By strangely awarding lower risk weights to what was perceived as safe, which translated into lower capital requirements, the banks could leverage their equity with exposures to the “safe” many times more than with exposures to what was perceived as risky, like loans to SMEs.
As an example the risk weight for the AAAs was 20%, for sovereigns it hovered between 0 and 20% (Greece) and for SMEs 100%. That meant banks could leverage their equity 62.5 times with AAAs, unlimited to 62.5 times with sovereigns, but only 12.5 times with SMEs. That meant banks would earn much higher expected risk adjusted returns on equity on AAAs and sovereigns than on SMEs.
I mentioned above, “strangely awarding”, because any regulator who knows what he is doing, would have gone back to analyze what causes bank crisis. Doing so he would have discovered that excessive exposures to what were ex ante perceived as risky never ever occur, (ask Mark Twain). All crises result from either unexpected events (devaluations), criminal behavior (loans to affiliates) or excessive exposures to something ex ante perceived very safe but that ex post turned out to be very risky.
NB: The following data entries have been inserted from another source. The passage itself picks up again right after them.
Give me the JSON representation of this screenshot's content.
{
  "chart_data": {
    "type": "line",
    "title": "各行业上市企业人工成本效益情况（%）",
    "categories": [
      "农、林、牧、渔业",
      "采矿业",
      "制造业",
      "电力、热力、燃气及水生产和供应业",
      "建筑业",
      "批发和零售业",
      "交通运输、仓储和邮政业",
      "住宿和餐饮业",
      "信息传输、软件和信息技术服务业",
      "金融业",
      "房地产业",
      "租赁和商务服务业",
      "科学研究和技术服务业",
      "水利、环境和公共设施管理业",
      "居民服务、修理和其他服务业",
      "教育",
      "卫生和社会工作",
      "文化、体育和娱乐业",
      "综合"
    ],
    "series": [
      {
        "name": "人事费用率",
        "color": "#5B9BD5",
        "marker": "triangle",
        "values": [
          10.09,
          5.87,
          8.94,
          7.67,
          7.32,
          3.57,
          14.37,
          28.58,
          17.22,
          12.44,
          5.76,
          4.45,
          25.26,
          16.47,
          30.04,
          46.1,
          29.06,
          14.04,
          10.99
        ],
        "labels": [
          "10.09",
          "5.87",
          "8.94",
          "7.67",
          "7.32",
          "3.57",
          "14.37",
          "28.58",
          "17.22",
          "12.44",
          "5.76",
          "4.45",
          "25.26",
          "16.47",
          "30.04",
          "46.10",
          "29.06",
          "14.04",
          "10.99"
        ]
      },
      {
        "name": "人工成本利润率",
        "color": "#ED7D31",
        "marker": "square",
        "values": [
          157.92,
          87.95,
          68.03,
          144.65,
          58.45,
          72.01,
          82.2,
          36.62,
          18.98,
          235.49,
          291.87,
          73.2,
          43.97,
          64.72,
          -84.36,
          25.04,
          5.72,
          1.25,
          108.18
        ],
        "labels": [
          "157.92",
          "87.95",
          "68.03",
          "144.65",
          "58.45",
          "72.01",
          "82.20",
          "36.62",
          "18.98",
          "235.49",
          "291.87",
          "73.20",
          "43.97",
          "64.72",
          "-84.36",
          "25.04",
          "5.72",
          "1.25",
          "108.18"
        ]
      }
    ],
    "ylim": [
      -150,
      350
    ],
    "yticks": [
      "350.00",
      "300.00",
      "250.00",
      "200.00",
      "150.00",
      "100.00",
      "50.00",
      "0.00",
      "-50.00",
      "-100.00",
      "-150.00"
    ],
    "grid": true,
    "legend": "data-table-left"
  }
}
So if society had brought this in front of a court, how much would Basel Committee Ltd have been fined? Clearly so much that it would have been out of business; so much more than what happened to Arthur Andersen when it was brought down for failing in its auditing of Enron.
And all that before all those “risky” SMEs, those who as a result of these regulations had their access to bank credit impaired, would have sued Basel Committee Ltd for the loss of their lifetime opportunities.
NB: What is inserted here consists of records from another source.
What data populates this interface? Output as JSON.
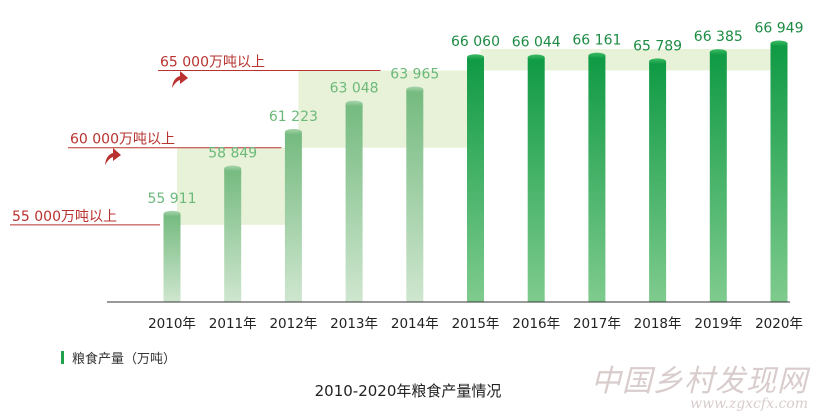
{
  "chart_data": {
    "type": "bar",
    "title": "2010-2020年粮食产量情况",
    "legend": "粮食产量（万吨）",
    "ylim": [
      50000,
      68000
    ],
    "categories": [
      "2010年",
      "2011年",
      "2012年",
      "2013年",
      "2014年",
      "2015年",
      "2016年",
      "2017年",
      "2018年",
      "2019年",
      "2020年"
    ],
    "values": [
      55911,
      58849,
      61223,
      63048,
      63965,
      66060,
      66044,
      66161,
      65789,
      66385,
      66949
    ],
    "value_labels": [
      "55 911",
      "58 849",
      "61 223",
      "63 048",
      "63 965",
      "66 060",
      "66 044",
      "66 161",
      "65 789",
      "66 385",
      "66 949"
    ],
    "thresholds": [
      {
        "value": 55000,
        "label": "55 000万吨以上",
        "from": 0,
        "to": 4
      },
      {
        "value": 60000,
        "label": "60 000万吨以上",
        "from": 2,
        "to": 4
      },
      {
        "value": 65000,
        "label": "65 000万吨以上",
        "from": 5,
        "to": 10
      }
    ],
    "colors": {
      "bar_light": "#7cbf86",
      "bar_dark": "#14a04a",
      "label_light": "#6cb97a",
      "label_dark": "#1d8b43",
      "threshold": "#b8322f",
      "band": "#e3f0d2",
      "axis": "#333333"
    }
  },
  "watermark": {
    "line1": "中国乡村发现网",
    "line2": "www.zgxcfx.com"
  }
}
But what has happened to the regulators responsible for the Basel Committee for Banking Supervision? Nothing, zilch, zero, nada, in fact many of them have been promoted.
And anyone knows what has happened to those emission controllers that were cheated by Volkswagen? Nothing? Perhaps there is a real case for privatizing regulations and controls, that way we could at least have some accountability.
PS. In the case of the larger more “sophisticated” banks the Basel Committee even went as far as allowing these to use their own models to calculate capital requirements, something like allowing Volkswagen to calculate their own carbon emissions.